Die Behandlung von erblichen und endokrinen Erkrankungen, Leberversagen, Nierenversagen, Herzversagen, Sepsis und Schock werden an anderer Stelle beschrieben.

Wichtige Punkte

  • Hypoglykämie ist ein niedriger Plasmaglukosespiegel (< 50 mg/dl [< 2,8 mmol/l]) zzgl. gleichzeitige hypoglykämische Symptome, die auf eine Dextrosegabe reagieren.

  • Meistens wird die Hypoglykämie durch Medikamente zur Behandlung von DM (einschließlich unerlaubter Nutzung) verursacht; Insulin sezernierende Tumoren sind seltene Ursachen.

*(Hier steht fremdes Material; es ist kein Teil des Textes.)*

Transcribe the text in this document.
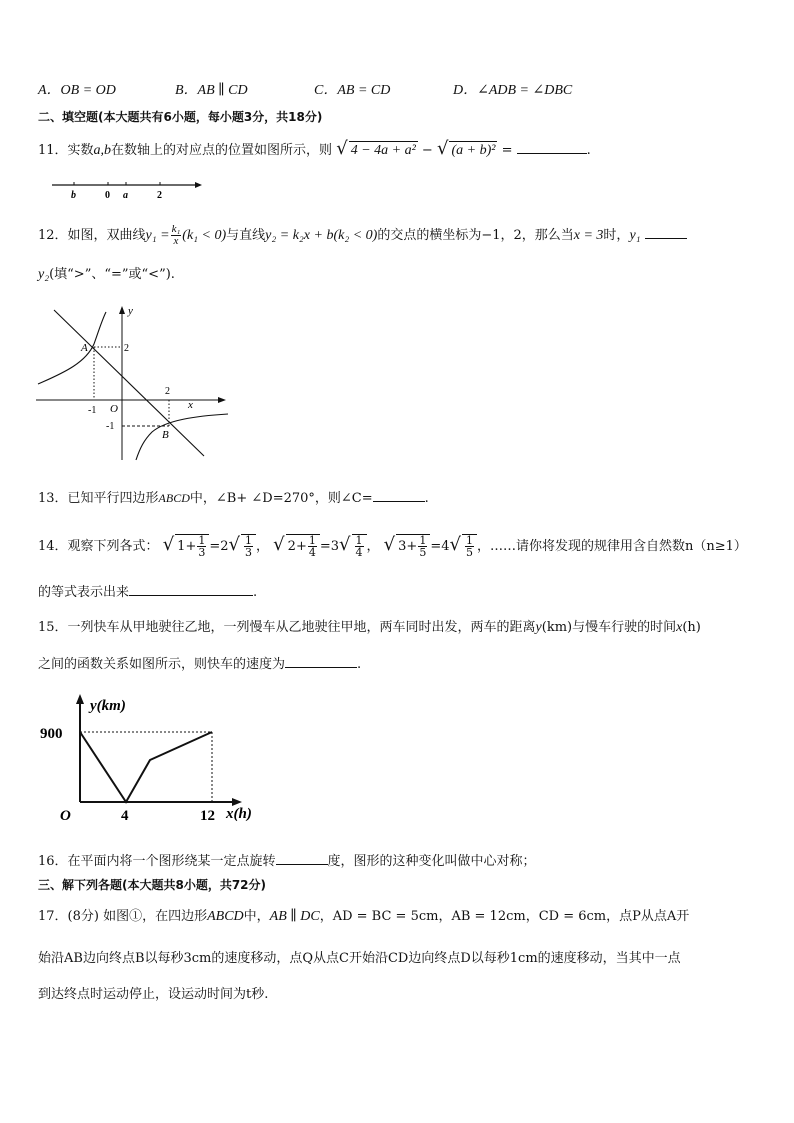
A．OB = OD	B．AB ∥ CD	C．AB = CD	D．∠ADB = ∠DBC
二、填空题(本大题共有6小题，每小题3分，共18分)
11．实数a,b在数轴上的对应点的位置如图所示，则 √ 4 − 4a + a² − √ (a + b)² =	.
b	0 a	2
12．如图，双曲线$y_1 = \frac{\text{k₁}}{x} (k_1 < 0)$与直线y₂ = k₂x + b(k₂ < 0)的交点的横坐标为−1，2，那么当x = 3时，y₁
y₂(填“>”、“=”或“<”).
x
y
A
B
O
2
2
-1
-1
13．已知平行四边形ABCD中，∠B+ ∠D=270°，则∠C=	.
14．观察下列各式： √ $1+ \frac{1}{3} =2√ \frac{1}{3}$ ， √ $2+ \frac{1}{4} =3√ \frac{1}{4}$ ， √ $3+ \frac{1}{5} =4√ \frac{1}{5}$ ，……请你将发现的规律用含自然数n（n≥1）
的等式表示出来	.
15．一列快车从甲地驶往乙地，一列慢车从乙地驶往甲地，两车同时出发，两车的距离y(km)与慢车行驶的时间x(h)
之间的函数关系如图所示，则快车的速度为	.
y(km)
x(h)
900
O	4	12
16．在平面内将一个图形绕某一定点旋转	度，图形的这种变化叫做中心对称；
三、解下列各题(本大题共8小题，共72分)
17．(8分) 如图①，在四边形ABCD中，AB ∥ DC，AD = BC = 5cm，AB = 12cm，CD = 6cm，点P从点A开
始沿AB边向终点B以每秒3cm的速度移动，点Q从点C开始沿CD边向终点D以每秒1cm的速度移动，当其中一点
到达终点时运动停止，设运动时间为t秒.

  • Wenn die Ätiologie unklar ist, kann ein Fastentest über 48 h oder 72 h mit einer Messung der Plasma-Glukose in regelmäßigen Abständen erfolgen und immer dann, wenn Symptome auftreten.

  • Serum insulin, C-Peptid und Proinsulin sollten beim Auftreten einer Hypoglykämie bestimmt werden, um eine endogene von einer exogenen (unechten) Hypoglykämie zu unterscheiden.